Lennox'un POV
Odaya adım attığım anda, havadaki sıcaklığı hissettim. Gerginlik yoğundu. Gözlerim Olivia—saatlerce odaya kapatılmış biri için fazla sakin görünen—ve ağır ağır nefes alan Louis arasında gidip geldi.
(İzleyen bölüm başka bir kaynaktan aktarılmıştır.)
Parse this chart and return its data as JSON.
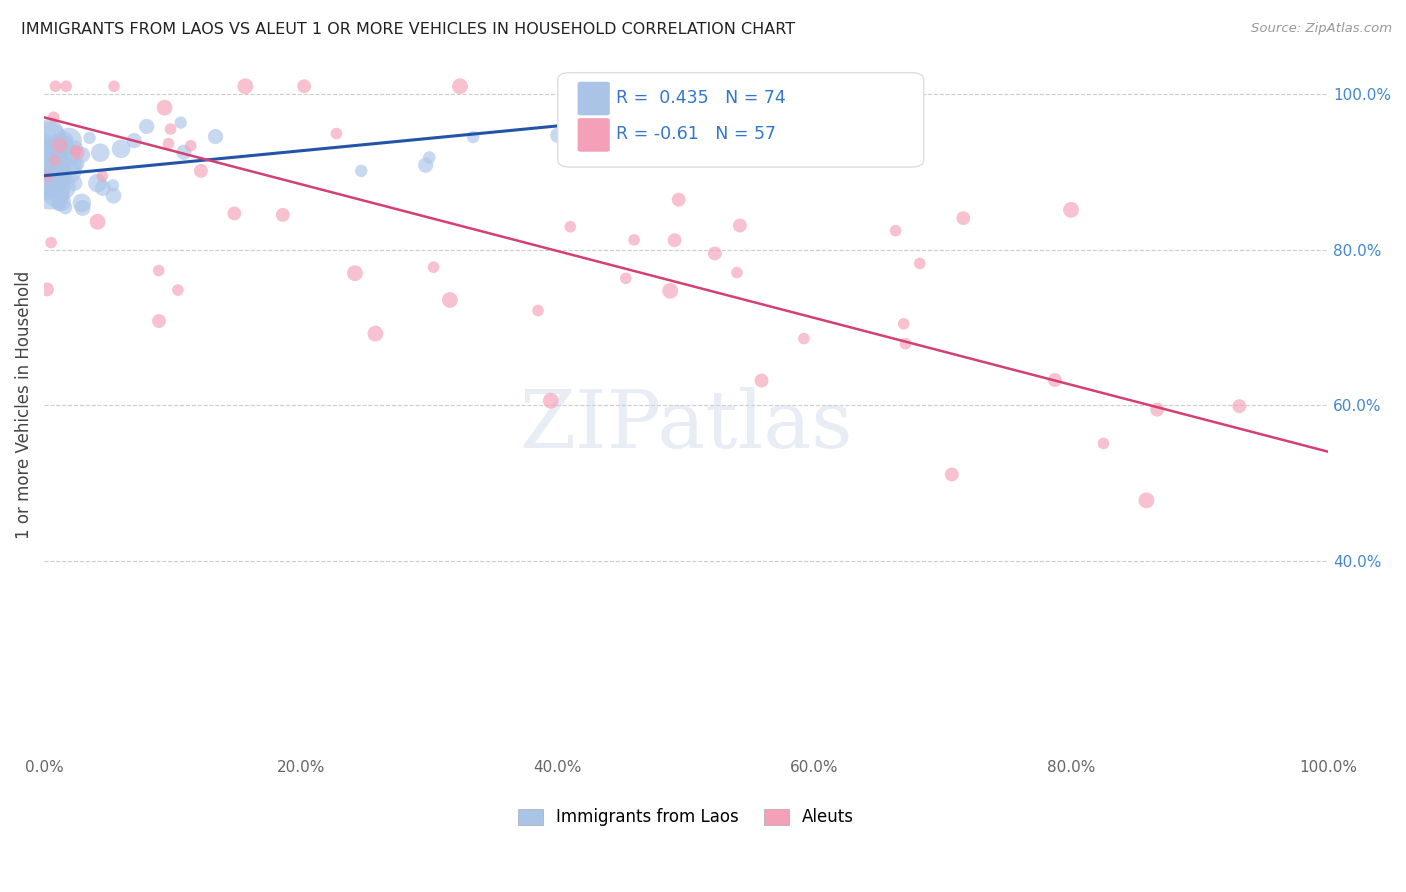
{
  "title": "IMMIGRANTS FROM LAOS VS ALEUT 1 OR MORE VEHICLES IN HOUSEHOLD CORRELATION CHART",
  "source": "Source: ZipAtlas.com",
  "ylabel": "1 or more Vehicles in Household",
  "legend_laos": "Immigrants from Laos",
  "legend_aleuts": "Aleuts",
  "r_laos": 0.435,
  "n_laos": 74,
  "r_aleuts": -0.61,
  "n_aleuts": 57,
  "laos_color": "#aac4e8",
  "aleuts_color": "#f4a0b8",
  "laos_line_color": "#2255aa",
  "aleuts_line_color": "#d44070",
  "background_color": "#ffffff",
  "xlim": [
    0.0,
    1.0
  ],
  "ylim": [
    0.15,
    1.05
  ],
  "xticks": [
    0.0,
    0.2,
    0.4,
    0.6,
    0.8,
    1.0
  ],
  "yticks_right": [
    0.4,
    0.6,
    0.8,
    1.0
  ],
  "xtick_labels": [
    "0.0%",
    "20.0%",
    "40.0%",
    "60.0%",
    "80.0%",
    "100.0%"
  ],
  "ytick_labels_right": [
    "40.0%",
    "60.0%",
    "80.0%",
    "100.0%"
  ],
  "laos_seed": 77,
  "aleuts_seed": 33
}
Az önce bir şeyler olmuştu.
Gözlerimi kıstım.
Louis bana bakmıyordu bile.
"Burada her şey yolunda mı?" diye sordum, sesim şüpheyle doluydu.
Olivia bana ters bir bakış attı.
"Louis bana etrafta dolaşmakta serbest olduğumu söylüyordu."
Bakışlarımdan kaçınan Louis'e döndüm.
"Ben gidiyorum," dedi aniden ve bakışlarımla karşılaşmadan kapıya yöneldi, açtı ve beni Olivia ile baş başa bırakarak çıktı.
Bir şeylerin yolunda gitmediğini hissettim ama tam olarak neyin olduğunu kestiremiyordum.
Olivia'ya baktığımda, kollarını göğsünde kavuşturmuş, bana ters ters bakıyordu.
"Sen de gitsen iyi olur," dedi soğuk bir şekilde, açıkça beni kovuyordu.
Kaşlarımı çattım ve ona doğru bir adım attım. "Dün gece parmağım içindeyken böyle söylemiyordun," dedim, sesim boğuk çıkıyordu.